This is a quick summary of the two main parts of our current research.

Comparative Genomics: I compared 123 cell wall associated proteins from Bacillus subtilis with proteins in 60 complete proteomes of a diverse collection of bacteria, including Gram positive and Gram negative species. Similar proteins found in many species of bacteria may be suitable targets for broad spectrum antibiotic drugs. There are at least two reasons for this: (1) proteins found in more species of bacteria are probably more important, and more likely to be essential, for bacterial survival than uncommom proteins; (2) if the normal function of such proteins can be inhibited by a chemical compound (drug), then that compound might be effective against a broad spectrum of bacteria. Broad spectrum antibiotics may be appropriate where the cause of an infection is unknown. For example, during an emergency where there is not enough time to make a specific diagnosis.

The cell wall is an esential structure for virtually all bacteria as it protects the cell from damage and osmotic lysis; it is the target of our best antibiotics (Leaver et al., 2009).

Given the importance of the cell wall to most bacteria and the lack of a cell wall in human cells, I focussed my research efforts on cell wall proteins. However, the cell wall is quite complex and there are over 100 cell wall associated proteins in B. subtilis. Starting with this well known model organism, I compared 123 B. subtilis cell wall protein sequences with proteins in 60 species of bacteria (selected for diversity and pathogenicity).

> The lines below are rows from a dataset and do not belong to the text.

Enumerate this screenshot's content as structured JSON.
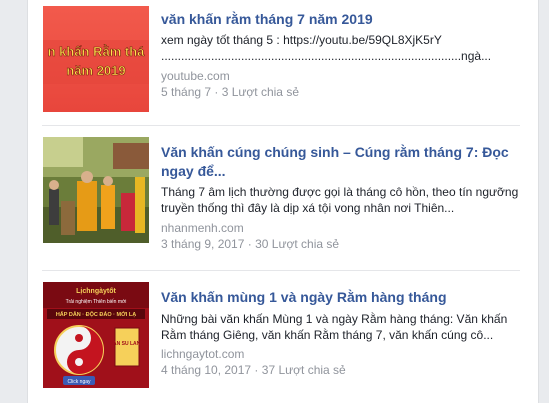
{
  "results": [
    {
      "title": "văn khấn rằm tháng 7 năm 2019",
      "desc_line1": "xem ngày tốt tháng 5 : https://youtu.be/59QL8XjK5rY",
      "desc_line2": "..........................................................................................ngà...",
      "domain": "youtube.com",
      "date": "5 tháng 7",
      "separator": " · ",
      "shares": "3 Lượt chia sẻ",
      "thumb_text_1": "n khấn Rằm thá",
      "thumb_text_2": "năm 2019"
    },
    {
      "title": "Văn khấn cúng chúng sinh – Cúng rằm tháng 7: Đọc ngay để...",
      "desc": "Tháng 7 âm lịch thường được gọi là tháng cô hồn, theo tín ngưỡng truyền thống thì đây là dịp xá tội vong nhân nơi Thiên...",
      "domain": "nhanmenh.com",
      "date": "3 tháng 9, 2017",
      "separator": " · ",
      "shares": "30 Lượt chia sẻ"
    },
    {
      "title": "Văn khấn mùng 1 và ngày Rằm hàng tháng",
      "desc": "Những bài văn khấn Mùng 1 và ngày Rằm hàng tháng: Văn khấn Rằm tháng Giêng, văn khấn Rằm tháng 7, văn khấn cúng cô...",
      "domain": "lichngaytot.com",
      "date": "4 tháng 10, 2017",
      "separator": " · ",
      "shares": "37 Lượt chia sẻ",
      "thumb_logo": "Lịchngàytốt",
      "thumb_tagline": "Trải nghiệm Thiên biến mới",
      "thumb_banner": "HẤP DẪN · ĐỘC ĐÁO · MỚI LẠ",
      "thumb_badge": "VAN SU LANH",
      "thumb_button": "Click ngay"
    }
  ]
}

Proteins with similar sequences tend to have similar 3D structures and similar functions in each organism (Rost, 1999). It is often said that sequence determines structure determines function, but small differences in sequence can make big differences in structure and, even more confusingly, very different sequences can fold into 3D structures that have the same function because they have the same active site (the place where other molecules bind to the protein)(Lesk, 2008). As a result, sequence analysis and predictions based on genomic data is often more about probability than certainty. Nonetheless, using BLAST (Altschul et al., 1997) for pairwise sequence alignment and the Protein Data Bank for 3D structure information, I generated the following and selected four proteins that are broadly conserved and have a known 3D structure. Four Proteins
Gene name UniProt # PDB ID
ftsZ P17865 2VXY
coaD O34797 1O6B
ywtF Q7WY78 3MEJ
racE P94556 1ZUW

The BLAST results table only includes hits where a 3D structure is currently available. Sequence comparison results for all B. subtilis proteins with a similar protein in at least 10 of the 60 proteomes may be found here.

Virtual screening: I downloaded the Natural Products Data set (NPD) (about 90,000 ligands) from the ZINC online database (Irwin and Shoichet, 2005). ZINC contains over 13 million purchasable compounds represented by text files that include 3D coordinates in a format well suited to "docking" ligands with proteins (in silico). This is an extremely cost effective way to virtually screen vast numbers of ligands and eliminate those with no drug potential from further consideration..

However, virtual screening is computationally intensive and screening even 100,000 would take too long on an ordinary PC. So I used the CISBAN computing cluster at Newcatsle. At the time, access to this cluster's 88 processors were managed by software known as CONDOR (Thain et al., 2005). I used Perl scripts, mk.pl, dock.pm, go.pl , to automate the submission of thousands of batch jobs to cisbclust via CONDOR. This allowed us to dock about 100,000 ligands with our four proteins using AutoDock Vina (Trott and Olson, 2010) within a small fraction of the time that would have been required by one PC.

Results: The docking scores for NPD ligands from the ZINC database bind best with FtsZ, with CoaD coming in second place. This chart shows the worst (max), the average (mean), and the best (min) binding score for each protein. These scores are in kcal/mol and, as odd as this may sound, the more negative the better. Based on the work completed so far, Demuris Ltd. has purchased the NPD chemical compounds with the greatest probability of success for in vitro testing. In theory at least, our research has provided a rational and principled basis for prioritizing relatively expensive wet lab experiments at virtually no cost per chemical compound (ligand) considered.